New Alert Level 4: This COVID-19 lockdown is different with new rules to combat Delta and police mean business

To combat Delta which is COVID-19 supercharged, the Government is supercharging lockdown, adding more restrictions starting with mandatory mask wearing from Thursday.

If you break the rules, you break the law - and police have already started cracking down.

The lockdown came into effect at midnight on Monday, and for some Dunedin students Newshub caught up with, it meant preparing - but not commiting - until the precise strike of 11.59pm. 

"We're isolating in 30 minutes," a group of male students told Newshub. A group of girls added, "Until 12am, we will be out on the street."

And as sure as day follows night, lockdown follows Delta. The eerie Armageddon-esque empty streets of alert level 4 are back, replacing the bustle of last night's busy bars. 

And the supermarket scramble began for some classic Kiwi necessities. 

"Get me a few beers and a few essentials," one man told Newshub. 

It's been more than a year since our last alert level 4. COVID-19 was scary then and now that we're dealing with Delta, it's terrifying - terrifying but beatable.

"Level 4 restrictions are there to protect everyone and make this lockdown as short as possible," Prime Minister Jacinda Ardern said on Wednesday. 

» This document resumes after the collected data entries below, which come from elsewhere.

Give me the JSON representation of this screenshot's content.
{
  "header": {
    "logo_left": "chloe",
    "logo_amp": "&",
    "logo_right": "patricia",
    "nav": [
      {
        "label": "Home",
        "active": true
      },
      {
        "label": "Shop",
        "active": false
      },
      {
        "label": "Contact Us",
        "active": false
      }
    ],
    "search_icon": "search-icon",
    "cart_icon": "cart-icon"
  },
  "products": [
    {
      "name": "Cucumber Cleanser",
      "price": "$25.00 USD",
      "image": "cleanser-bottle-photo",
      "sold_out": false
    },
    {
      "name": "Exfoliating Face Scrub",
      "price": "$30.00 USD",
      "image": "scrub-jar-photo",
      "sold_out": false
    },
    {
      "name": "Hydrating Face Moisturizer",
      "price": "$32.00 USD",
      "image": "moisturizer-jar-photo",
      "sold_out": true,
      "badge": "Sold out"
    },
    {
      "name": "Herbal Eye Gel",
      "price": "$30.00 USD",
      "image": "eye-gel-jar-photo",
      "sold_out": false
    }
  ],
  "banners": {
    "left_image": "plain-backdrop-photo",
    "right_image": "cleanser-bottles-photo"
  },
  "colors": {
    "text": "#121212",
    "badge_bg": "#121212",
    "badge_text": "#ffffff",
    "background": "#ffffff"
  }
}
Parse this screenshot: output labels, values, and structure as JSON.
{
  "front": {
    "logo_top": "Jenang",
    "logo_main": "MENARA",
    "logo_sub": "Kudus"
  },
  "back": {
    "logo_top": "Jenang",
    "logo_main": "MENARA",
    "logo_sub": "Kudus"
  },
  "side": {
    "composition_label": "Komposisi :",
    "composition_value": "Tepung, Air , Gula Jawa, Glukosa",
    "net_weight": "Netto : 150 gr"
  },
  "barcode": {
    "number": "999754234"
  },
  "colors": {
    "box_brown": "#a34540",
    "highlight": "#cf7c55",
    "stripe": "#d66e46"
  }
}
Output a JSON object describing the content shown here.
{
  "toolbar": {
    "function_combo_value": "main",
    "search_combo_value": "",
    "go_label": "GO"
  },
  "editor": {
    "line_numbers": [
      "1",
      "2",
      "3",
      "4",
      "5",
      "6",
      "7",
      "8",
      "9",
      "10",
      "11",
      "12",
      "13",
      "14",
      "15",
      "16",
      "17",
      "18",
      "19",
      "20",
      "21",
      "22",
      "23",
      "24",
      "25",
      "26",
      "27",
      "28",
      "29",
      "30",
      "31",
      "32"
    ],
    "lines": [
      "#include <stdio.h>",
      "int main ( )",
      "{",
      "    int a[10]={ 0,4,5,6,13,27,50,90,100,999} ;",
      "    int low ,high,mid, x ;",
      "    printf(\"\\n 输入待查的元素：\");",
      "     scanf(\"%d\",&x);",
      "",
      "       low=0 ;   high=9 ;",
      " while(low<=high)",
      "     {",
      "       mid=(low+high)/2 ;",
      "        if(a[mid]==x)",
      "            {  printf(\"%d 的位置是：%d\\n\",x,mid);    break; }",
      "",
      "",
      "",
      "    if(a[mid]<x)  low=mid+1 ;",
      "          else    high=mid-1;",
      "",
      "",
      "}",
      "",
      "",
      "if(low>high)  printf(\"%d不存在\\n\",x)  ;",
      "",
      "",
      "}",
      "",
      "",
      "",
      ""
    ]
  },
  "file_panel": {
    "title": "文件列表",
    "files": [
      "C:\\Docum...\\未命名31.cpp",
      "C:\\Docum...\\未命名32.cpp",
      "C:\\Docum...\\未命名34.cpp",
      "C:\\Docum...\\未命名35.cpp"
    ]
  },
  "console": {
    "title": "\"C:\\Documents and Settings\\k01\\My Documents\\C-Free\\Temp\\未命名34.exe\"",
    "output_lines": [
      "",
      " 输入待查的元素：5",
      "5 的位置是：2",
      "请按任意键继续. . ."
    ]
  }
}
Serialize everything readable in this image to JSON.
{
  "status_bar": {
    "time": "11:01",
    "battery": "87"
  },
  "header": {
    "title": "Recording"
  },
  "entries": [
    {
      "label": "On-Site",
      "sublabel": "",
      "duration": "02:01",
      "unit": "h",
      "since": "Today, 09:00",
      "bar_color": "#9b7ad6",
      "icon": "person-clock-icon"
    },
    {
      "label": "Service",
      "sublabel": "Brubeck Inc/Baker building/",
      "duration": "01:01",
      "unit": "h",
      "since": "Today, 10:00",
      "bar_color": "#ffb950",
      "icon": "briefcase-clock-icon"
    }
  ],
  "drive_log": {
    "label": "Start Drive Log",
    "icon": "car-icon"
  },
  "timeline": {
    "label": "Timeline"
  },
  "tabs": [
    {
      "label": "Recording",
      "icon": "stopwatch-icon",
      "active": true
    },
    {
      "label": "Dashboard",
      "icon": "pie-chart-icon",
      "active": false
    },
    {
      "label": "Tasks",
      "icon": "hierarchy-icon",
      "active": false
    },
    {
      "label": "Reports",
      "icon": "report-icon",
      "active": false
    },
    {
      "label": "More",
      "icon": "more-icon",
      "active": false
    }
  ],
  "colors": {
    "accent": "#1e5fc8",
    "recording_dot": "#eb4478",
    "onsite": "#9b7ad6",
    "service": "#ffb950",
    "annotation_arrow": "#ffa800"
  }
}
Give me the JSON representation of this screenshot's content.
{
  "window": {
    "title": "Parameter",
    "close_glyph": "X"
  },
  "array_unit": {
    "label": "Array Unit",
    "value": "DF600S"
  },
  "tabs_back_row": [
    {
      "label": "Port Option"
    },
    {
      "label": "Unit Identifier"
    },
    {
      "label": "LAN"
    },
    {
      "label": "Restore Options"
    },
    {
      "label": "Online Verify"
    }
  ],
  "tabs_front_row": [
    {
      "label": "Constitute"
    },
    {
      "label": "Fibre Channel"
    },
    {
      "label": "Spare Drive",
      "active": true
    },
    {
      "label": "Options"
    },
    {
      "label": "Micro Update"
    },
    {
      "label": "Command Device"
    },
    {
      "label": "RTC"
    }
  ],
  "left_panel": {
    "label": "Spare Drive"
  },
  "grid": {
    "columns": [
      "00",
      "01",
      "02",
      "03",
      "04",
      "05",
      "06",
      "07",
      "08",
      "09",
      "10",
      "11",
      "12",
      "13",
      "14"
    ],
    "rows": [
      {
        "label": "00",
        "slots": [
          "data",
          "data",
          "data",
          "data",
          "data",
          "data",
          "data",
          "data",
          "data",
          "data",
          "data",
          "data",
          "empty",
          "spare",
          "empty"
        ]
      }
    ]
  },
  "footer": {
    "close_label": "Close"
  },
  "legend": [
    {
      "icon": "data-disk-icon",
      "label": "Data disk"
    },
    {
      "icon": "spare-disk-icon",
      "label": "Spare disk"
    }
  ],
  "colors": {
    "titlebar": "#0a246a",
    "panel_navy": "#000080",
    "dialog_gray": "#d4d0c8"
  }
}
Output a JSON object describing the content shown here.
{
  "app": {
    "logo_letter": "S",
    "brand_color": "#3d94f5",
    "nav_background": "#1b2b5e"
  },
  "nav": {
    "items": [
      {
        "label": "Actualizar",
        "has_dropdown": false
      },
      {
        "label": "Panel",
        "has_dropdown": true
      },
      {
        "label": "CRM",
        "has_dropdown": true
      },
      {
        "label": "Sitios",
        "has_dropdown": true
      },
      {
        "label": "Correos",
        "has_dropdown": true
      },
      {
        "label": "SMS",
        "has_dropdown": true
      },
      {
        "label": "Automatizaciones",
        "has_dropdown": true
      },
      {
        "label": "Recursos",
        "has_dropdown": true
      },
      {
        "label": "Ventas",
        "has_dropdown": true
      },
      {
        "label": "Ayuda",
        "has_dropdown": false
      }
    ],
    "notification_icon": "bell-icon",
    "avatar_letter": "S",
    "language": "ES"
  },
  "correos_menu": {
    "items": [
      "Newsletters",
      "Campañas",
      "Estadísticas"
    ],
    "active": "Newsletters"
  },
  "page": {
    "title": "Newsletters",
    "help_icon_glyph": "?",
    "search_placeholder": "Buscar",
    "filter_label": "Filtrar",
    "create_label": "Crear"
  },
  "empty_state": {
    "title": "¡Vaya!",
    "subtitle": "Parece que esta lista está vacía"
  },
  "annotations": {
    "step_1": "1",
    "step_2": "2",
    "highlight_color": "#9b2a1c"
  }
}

To keep it as short as possible, level 4 is being supercharged. From Thursday, everyone over 12 years old must wear a mask when visiting or working in essential services - places like supermarkets, pharmacies, petrol stations and cabs.

Also, when at public transport terminals - railway stations and bus stops - masks are mandatory.

"Please take responsibility for yourself and show care of others. Wearing a mask is an act of service to the people around you," Ardern said.

And if you don't show that care you'll have to answer to the mask police - literally. 

"A fine for not wearing a mask, and then if there's a direction to wear a mask and there's no reason why they're allowed to decline and they fail to follow that direction, then an arrest is theoretically possible," said Police Commissioner Andrew Coster. 

If you need further convincing that police mean business, just look at failed politician and conspiracy theorist Billy Te Kahika. He was one of four people arrested during an anti-lockdown protest in Auckland on Wednesday. 

Here's the truth - a basic fact - breaking lockdown rules puts lives at risk and Delta is deadly.

"If we're looking at the tip of the iceberg, with what we now know as the Delta variant, then roughly speaking, we might be looking at 100 cases out there at the moment," said Auckland University disease modeller Professor Shaun Hendy.

Police are taking it deadly seriously. 

"We've seen how desperate the situation has become in other places," said Coster. 

So once again, desperate times call for desperate measures.

"What I just ask everyone to do is help us," said Ardern. "We will get on top of this if everyone plays their part."